Oscar Wilde’s The Importance of Being Earnest has opened at a London theatre the playwright knew and frequented, metres from where he once lived. It isn’t luck nor good fortune that has kept this play in live performances over a century after it was written, and Michael Fentiman’s brash but heartfelt return to Wilde’s key play exposes the playwright’s disarming warmth and wit.

Fentiman’s production plays up the camp but still manages to shoehorn in the dark satire in droves, and we feel Wilde would have approved.

Come to the curtain down when our protagonist declares the throbbingly ironic line “I’ve learned the importance of being earnest!”, after screwing everyone around all play, you’re reminded that little has been written this well since.

Sophie Thompson is commanding and epitomizes the high camp of Fentiman’s production as exhausting snob Lady Bracknell, who forbids her daughter Gwendolen Fairfax (Pippa Nixon) marry Ernest when she finds out he was left in a handbag in Victoria Station as a child instead of being brought up by a middle-upper class family.

Thompson channels Jennifer Saunders’ Absolutely Fabulous performance in Lady Windemere’s Fan earlier in the season by being effortlessly cutting, hilarious and a genuine terror. Fans of Wilde’s will acknowledge the darkness in the truth underlying Lady Bracknell – soon after this play about two men pretending to be something they are not premiered in London, a high society figure cut of Bracknell’s cloth was to report Wilde’s homosexuality and chart the beginning of his downfall. Thompson’s brash performance of the cloying Lady Bracknell conveys the darkest tones of this play.

Madeleine Girling’s set design provides a verdant setting for Wilde’s lashing words, pleasantly simple, as characters saunter in and out of scenes with their eyes on one another as deceptions turn into revelations.

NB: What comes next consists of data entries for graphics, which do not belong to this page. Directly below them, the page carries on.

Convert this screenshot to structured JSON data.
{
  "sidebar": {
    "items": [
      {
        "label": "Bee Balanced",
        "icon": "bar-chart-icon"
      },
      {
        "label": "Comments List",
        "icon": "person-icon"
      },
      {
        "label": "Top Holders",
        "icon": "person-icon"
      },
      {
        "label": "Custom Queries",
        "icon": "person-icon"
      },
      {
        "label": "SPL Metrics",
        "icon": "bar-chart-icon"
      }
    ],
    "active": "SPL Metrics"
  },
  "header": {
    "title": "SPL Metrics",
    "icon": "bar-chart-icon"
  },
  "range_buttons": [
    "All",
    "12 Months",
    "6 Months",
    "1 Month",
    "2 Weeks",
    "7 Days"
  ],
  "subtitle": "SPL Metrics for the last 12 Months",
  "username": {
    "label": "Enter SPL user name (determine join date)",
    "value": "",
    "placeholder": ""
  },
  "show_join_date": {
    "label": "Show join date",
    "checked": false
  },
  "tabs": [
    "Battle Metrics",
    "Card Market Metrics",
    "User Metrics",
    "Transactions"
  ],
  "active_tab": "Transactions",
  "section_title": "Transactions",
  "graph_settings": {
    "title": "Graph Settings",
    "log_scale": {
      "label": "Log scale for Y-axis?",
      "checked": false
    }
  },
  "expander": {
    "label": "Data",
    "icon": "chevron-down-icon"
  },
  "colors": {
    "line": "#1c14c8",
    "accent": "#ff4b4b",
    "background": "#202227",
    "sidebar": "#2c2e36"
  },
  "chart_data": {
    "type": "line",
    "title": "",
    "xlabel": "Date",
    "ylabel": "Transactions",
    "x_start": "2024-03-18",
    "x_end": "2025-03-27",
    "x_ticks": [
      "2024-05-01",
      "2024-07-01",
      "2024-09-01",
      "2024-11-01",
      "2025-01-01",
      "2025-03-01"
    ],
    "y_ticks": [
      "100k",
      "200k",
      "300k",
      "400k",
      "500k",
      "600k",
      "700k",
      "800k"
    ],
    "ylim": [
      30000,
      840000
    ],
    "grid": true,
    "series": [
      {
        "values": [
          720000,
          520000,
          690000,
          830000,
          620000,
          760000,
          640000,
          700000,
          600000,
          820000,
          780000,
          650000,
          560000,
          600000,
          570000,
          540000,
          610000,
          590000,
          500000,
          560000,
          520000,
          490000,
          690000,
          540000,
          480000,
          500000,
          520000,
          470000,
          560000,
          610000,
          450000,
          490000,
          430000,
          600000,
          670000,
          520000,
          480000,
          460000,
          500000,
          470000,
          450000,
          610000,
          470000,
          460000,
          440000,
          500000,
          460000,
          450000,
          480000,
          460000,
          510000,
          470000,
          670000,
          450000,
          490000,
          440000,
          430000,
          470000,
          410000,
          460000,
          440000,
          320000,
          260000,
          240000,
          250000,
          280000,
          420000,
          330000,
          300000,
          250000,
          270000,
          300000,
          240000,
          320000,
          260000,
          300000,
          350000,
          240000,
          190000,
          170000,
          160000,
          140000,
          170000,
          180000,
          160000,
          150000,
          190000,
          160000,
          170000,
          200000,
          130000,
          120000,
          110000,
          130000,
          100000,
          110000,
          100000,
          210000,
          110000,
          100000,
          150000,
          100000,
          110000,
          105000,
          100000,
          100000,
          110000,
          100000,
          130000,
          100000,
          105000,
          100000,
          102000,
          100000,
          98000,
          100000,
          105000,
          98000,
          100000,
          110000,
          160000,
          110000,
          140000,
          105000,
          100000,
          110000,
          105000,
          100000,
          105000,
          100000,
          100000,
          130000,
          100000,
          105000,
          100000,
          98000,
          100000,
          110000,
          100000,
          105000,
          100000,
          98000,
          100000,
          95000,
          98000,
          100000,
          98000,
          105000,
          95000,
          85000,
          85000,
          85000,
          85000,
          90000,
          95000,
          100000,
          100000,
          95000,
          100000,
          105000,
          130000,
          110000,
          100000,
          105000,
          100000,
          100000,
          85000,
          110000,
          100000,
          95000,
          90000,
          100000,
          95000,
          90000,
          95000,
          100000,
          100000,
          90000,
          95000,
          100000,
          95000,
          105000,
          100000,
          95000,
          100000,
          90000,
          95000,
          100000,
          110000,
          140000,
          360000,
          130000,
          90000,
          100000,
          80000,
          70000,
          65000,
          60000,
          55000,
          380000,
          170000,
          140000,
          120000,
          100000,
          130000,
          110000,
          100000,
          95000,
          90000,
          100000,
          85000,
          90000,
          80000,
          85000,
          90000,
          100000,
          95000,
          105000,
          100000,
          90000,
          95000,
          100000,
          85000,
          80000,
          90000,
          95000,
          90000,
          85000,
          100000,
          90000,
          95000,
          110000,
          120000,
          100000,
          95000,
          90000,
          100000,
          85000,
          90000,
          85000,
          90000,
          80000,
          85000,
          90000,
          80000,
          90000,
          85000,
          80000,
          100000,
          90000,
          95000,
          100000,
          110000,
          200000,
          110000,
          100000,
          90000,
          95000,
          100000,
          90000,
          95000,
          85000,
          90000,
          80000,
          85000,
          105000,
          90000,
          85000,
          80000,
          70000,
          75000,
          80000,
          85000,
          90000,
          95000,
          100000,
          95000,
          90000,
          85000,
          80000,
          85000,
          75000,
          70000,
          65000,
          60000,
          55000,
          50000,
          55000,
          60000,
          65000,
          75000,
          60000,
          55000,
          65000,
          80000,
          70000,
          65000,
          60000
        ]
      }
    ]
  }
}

Ultimately, there is a little too much tomfoolery, which distances this production from the serious intentions Wilde had for this play.

This production doesn’t have a big enough heart to sell you the playwright as one of Britain’s very best, as beyond the one-liners and vivid acting there isn’t enough of a sense of the play’s themes of love, belonging and identity – but still, you’ll be laughing your way down the street afterward: the street Wilde once frequented, where no doubt the snobs and prudes of the day gave him inspiration.